Paper Structure (22 sections, 13 equations, 7 figures, 6 tables, 1 algorithm)

This paper contains 22 sections, 13 equations, 7 figures, 6 tables, 1 algorithm.

Figures (7)

  • Figure 1: (a) The whole algorithm flow of the training process, which is divided into three parts: feature extraction, feature compression, and Siamese verification. In the feature extraction part, we extract longitudinal Path Signature of the features and concatenate them with the original morphological features. In the feature compression part, we train stacked dual auto-encoders (the Compressor) to compress and exploit useful features. In the Siamese verification part, we train a multi-task learning-based Siamese verification model, to ensure the validity of classification results. (b) The detailed structure of concatenating input features with PS features.
  • Figure 2: Schematic diagram of the autoencoder training process introduced in Algorithm 2. We train layers 1 and 4 first, then freeze them, and insert layers 2 and 3 to train. We ultimately obtain layers 1 and 2 as the feature Compressor for further training, which outputs compressed low-dimensional feature vectors.
  • Figure 3: The schematic diagram of the multi-task siamese verification model during training.
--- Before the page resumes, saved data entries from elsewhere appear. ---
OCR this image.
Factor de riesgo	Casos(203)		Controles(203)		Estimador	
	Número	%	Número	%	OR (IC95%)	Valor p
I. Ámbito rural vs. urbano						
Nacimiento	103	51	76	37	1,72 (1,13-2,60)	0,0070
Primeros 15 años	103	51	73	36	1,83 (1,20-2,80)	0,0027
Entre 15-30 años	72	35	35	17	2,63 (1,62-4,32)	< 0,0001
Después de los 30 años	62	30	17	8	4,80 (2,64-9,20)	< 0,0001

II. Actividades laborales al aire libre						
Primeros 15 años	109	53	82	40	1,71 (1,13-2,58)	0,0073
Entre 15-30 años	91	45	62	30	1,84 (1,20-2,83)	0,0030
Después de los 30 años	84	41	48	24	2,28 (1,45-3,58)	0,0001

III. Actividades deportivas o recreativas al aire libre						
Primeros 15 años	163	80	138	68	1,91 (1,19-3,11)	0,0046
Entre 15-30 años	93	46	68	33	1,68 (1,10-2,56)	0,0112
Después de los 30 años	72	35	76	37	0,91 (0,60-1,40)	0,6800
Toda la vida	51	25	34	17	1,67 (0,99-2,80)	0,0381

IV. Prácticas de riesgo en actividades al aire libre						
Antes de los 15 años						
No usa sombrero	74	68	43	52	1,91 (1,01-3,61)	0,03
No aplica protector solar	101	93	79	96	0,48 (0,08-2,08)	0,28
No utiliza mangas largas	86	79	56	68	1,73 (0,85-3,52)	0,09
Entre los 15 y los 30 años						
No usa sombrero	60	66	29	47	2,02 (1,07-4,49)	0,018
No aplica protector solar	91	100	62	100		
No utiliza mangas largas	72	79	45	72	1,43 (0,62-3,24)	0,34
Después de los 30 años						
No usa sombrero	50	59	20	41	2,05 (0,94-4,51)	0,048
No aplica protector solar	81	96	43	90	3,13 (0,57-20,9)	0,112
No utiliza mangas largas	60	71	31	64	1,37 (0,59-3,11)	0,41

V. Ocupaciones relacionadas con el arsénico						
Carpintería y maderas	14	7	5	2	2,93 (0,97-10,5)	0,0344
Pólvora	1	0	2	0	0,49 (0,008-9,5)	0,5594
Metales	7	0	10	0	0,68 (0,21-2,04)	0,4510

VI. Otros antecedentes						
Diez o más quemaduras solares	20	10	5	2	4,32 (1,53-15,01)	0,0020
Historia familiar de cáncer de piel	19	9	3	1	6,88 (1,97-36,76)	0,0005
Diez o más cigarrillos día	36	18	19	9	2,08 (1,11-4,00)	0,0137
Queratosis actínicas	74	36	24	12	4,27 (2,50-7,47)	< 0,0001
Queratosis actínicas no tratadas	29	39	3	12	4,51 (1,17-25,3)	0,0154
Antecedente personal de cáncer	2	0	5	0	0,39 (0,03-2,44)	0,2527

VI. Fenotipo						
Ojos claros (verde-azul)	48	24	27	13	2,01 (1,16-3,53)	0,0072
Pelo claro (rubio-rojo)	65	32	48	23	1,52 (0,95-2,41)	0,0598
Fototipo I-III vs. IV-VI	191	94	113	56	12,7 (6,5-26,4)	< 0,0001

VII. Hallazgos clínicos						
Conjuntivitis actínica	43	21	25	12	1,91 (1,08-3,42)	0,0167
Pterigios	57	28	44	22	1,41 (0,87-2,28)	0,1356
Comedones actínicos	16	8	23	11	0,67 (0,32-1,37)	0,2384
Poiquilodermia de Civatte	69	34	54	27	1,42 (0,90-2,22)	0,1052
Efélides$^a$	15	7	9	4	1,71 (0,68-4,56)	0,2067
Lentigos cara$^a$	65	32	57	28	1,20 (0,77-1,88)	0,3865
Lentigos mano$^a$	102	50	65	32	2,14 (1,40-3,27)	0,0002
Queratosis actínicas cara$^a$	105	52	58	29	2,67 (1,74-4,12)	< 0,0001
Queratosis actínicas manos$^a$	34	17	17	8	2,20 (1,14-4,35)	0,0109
Feature names are listed on the right side of the figure.
  • Figure 4: Test phase of the Siamese verification model. The test similarity result is obtained by verification with all training samples and the voting afterwards. Classification modules are only used in training phase to calculate the integrated loss and are not utilized in test phase.
  • Figure 5: The importance iteration for the $i$-th layer. Step 1: calculate $w_{i,j,k}'$ with the importance factor $I_{i,j}$ and set the value of those below the median to 0. Step 2: calculate the previous layer's importance factor $I_{i-1,k}$ with the weighted sum of $I_{i,j}$ and $w_{i,j,k}'$.